Michael Kiwanuka – Home AgainCultureMusicAlbum reviews
Well before now Michael Kiwanuka wasn’t much of a household name; you would have hardly found someone to sing one of his songs. All that has now changed with his debut album Home Again, released on 12th March by Polydor records. Produced by Paul Butler of the UK indie rock band The Bees, Michael’s name should now be the one on the tip of everybody’s tongue.
As a singer/songwriter growing up in North London, Michael started out as a session guitarist playing with some popular names in the music industry. Breaking away from that and putting himself headfirst into the limelight, two EP’s materialised. I guess you could say the ball just kept on rolling after that as he supported Adele on her tour last year and won the BBC Sound of 2012 poll in January.
With influences such as Otis Redding and Bill Withers, this ten-track album is like a wave of nostalgia transporting you back in time. What artists like Cat Stevens did in the 70s, Michael Kiwanuka has brought forward to present day. Past decades all wrapped up in a modern shell, he recreates his own brand of timeless soul.
Straight away with Tell Me a Tale – the opening track – your ears are immersed with the sound of a flute, drum and guitar as well as other instruments. Sounding so smooth, his music is silk to your ears. Closing your eyes, it is possible to see guys in flared trousers and tight shirts, girls in bright funky flowery dresses, hitting the streets in the warm glow of the afternoon sun.
A few songs later and on comes Rest – reminiscent of Al Green’s How Can You Mend a Broken Heart. His voice, natural and easy, makes every line like that of a lullaby. His lyrics express discovery, broken faith and strength. Michael’s current single bearing the same title Home Again, currently in the top 40, is the signpost showing the way to where Michael Kiwanuka’s career could be going. Gaining more airplay by the day, it’s an indication that people are warming to this man’s simple yet powerful melodies.
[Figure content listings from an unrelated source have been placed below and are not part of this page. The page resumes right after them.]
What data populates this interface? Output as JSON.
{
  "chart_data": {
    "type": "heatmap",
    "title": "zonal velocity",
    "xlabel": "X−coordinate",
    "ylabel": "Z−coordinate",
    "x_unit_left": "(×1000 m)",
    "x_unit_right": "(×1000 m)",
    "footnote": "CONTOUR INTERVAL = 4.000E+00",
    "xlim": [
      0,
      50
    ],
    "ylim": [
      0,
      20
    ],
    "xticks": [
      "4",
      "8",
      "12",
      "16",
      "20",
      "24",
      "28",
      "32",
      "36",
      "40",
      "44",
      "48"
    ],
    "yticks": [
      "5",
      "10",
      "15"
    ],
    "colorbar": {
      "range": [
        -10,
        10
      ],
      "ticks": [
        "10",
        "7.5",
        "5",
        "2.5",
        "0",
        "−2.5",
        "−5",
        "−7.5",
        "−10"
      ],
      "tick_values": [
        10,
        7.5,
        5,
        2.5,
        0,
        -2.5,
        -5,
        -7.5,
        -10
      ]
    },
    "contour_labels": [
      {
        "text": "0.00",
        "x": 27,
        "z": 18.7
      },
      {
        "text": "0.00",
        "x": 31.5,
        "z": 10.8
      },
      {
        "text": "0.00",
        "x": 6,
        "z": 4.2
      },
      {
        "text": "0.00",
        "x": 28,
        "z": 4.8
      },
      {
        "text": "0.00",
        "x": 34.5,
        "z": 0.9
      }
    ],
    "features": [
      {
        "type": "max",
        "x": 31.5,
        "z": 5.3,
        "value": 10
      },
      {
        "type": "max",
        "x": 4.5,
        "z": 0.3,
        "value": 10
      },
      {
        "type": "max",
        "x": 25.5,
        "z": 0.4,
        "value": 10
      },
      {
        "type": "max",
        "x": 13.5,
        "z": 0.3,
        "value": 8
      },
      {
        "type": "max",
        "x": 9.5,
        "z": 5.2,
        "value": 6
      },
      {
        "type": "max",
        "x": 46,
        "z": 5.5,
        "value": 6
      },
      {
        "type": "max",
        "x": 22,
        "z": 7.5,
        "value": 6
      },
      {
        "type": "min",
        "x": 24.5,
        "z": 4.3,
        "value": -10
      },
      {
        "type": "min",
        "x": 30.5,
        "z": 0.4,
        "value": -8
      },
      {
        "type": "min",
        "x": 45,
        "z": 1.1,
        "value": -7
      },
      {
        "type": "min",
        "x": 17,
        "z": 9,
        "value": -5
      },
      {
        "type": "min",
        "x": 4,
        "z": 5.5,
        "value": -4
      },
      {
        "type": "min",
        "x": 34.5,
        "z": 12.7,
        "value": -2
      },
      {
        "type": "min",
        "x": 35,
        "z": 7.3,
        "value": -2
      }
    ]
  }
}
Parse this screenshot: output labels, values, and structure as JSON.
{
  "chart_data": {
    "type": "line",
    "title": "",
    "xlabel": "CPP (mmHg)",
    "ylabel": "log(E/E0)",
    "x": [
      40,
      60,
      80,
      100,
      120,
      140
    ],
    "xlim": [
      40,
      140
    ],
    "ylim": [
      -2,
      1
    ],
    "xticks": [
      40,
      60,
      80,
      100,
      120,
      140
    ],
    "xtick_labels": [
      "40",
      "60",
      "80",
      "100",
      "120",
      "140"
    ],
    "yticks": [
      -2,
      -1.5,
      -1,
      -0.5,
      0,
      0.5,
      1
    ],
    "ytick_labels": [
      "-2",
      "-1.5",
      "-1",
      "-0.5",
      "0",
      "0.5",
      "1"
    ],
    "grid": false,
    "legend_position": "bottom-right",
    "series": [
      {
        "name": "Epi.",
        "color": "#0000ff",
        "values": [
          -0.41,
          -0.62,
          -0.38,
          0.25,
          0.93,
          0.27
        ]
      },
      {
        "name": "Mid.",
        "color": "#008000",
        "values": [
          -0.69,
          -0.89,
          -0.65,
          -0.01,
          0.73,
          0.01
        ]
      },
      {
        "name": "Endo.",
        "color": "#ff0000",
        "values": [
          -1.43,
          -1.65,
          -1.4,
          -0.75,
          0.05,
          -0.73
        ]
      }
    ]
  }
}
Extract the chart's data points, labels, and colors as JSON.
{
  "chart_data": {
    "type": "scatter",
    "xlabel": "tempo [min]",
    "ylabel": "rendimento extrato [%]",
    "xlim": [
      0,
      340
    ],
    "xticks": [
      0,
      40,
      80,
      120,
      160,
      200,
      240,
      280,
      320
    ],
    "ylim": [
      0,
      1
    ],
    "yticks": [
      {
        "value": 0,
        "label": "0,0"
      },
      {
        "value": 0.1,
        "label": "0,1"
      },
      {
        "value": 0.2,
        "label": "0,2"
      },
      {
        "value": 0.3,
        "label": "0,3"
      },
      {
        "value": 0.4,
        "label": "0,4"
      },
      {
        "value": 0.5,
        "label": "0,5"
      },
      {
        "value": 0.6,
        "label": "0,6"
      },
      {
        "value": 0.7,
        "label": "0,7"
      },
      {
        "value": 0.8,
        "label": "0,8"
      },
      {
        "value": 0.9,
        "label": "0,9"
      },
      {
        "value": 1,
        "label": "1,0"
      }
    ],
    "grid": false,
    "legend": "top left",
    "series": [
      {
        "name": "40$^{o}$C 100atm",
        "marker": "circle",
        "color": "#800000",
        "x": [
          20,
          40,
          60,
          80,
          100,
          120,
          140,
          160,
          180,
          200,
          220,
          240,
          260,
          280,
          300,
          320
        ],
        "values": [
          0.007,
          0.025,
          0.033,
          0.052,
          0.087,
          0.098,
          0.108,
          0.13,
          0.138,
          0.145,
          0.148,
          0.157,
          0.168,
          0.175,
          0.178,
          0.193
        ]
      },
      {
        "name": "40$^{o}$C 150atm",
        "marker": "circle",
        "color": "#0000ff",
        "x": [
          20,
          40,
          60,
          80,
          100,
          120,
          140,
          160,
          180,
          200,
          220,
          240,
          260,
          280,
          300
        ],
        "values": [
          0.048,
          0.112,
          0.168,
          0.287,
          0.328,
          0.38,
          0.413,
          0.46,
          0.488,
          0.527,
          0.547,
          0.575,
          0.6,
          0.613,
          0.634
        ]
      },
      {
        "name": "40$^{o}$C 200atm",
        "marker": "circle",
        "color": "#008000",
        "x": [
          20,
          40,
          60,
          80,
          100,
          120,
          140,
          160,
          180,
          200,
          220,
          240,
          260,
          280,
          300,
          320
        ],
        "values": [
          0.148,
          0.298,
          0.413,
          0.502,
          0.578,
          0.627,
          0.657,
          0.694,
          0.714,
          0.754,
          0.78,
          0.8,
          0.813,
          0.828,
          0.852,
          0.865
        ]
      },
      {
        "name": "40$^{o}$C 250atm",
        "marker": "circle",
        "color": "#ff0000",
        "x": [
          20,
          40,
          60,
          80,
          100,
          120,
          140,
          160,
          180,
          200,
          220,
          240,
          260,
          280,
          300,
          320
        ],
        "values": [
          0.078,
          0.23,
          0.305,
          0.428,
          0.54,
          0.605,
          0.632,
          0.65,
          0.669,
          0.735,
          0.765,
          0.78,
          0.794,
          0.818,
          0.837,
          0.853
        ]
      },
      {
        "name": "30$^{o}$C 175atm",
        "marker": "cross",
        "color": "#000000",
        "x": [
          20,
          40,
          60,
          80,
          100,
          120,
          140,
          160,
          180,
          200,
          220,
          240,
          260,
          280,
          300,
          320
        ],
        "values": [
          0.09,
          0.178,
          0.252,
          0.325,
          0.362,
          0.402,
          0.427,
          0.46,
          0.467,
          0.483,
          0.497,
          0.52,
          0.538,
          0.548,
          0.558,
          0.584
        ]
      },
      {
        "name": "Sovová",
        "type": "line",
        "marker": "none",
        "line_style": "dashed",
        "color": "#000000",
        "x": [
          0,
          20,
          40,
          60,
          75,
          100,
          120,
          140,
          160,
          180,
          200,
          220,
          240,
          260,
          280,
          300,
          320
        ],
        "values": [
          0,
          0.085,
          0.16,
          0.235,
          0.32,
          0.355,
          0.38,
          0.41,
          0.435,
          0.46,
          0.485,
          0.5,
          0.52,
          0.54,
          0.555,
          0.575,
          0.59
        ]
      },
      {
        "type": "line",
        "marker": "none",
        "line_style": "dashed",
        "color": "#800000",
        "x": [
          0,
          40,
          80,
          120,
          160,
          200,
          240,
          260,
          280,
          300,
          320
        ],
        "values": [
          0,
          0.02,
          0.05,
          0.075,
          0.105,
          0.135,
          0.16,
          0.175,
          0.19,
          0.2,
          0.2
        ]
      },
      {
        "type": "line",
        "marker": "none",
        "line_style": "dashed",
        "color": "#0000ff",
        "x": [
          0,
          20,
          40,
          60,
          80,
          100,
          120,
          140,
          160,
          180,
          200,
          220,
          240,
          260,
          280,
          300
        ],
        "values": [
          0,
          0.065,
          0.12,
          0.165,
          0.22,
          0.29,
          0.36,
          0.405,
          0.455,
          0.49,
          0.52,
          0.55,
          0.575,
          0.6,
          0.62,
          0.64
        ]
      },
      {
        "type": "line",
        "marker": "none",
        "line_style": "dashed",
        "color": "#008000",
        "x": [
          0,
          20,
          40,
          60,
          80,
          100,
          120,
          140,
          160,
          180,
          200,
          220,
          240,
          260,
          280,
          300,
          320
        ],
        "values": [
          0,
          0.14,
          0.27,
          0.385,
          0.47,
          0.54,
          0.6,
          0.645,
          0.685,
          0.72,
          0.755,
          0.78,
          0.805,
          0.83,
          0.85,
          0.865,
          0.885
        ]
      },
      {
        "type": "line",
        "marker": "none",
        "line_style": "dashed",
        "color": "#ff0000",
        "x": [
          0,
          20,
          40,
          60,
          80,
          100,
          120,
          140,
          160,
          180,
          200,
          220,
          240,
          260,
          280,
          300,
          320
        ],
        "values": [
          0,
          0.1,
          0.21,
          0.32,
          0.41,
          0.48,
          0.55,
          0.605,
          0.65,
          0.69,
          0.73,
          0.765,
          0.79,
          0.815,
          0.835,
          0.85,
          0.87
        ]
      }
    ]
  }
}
Amidst all the folksy soul that this album contains, Bones stands out with its 1950s old barbershop-esque sound. Like a train gently rolling along the track, it carries on the consistent old school ambience throughout. Listening to this album, it feels like we’re living in the years beyond our own.
With so many solo artists around doing their own thing, you get the feeling that even if this turns out to be a one-hit wonder it won’t faze Michael in the slightest. With every song, you feel every inch of his mind and soul. He has poured out his inner feelings and placed them ever so delicately on a CD for us all to experience. This is an album that isn’t about making millions, it’s about reaching millions.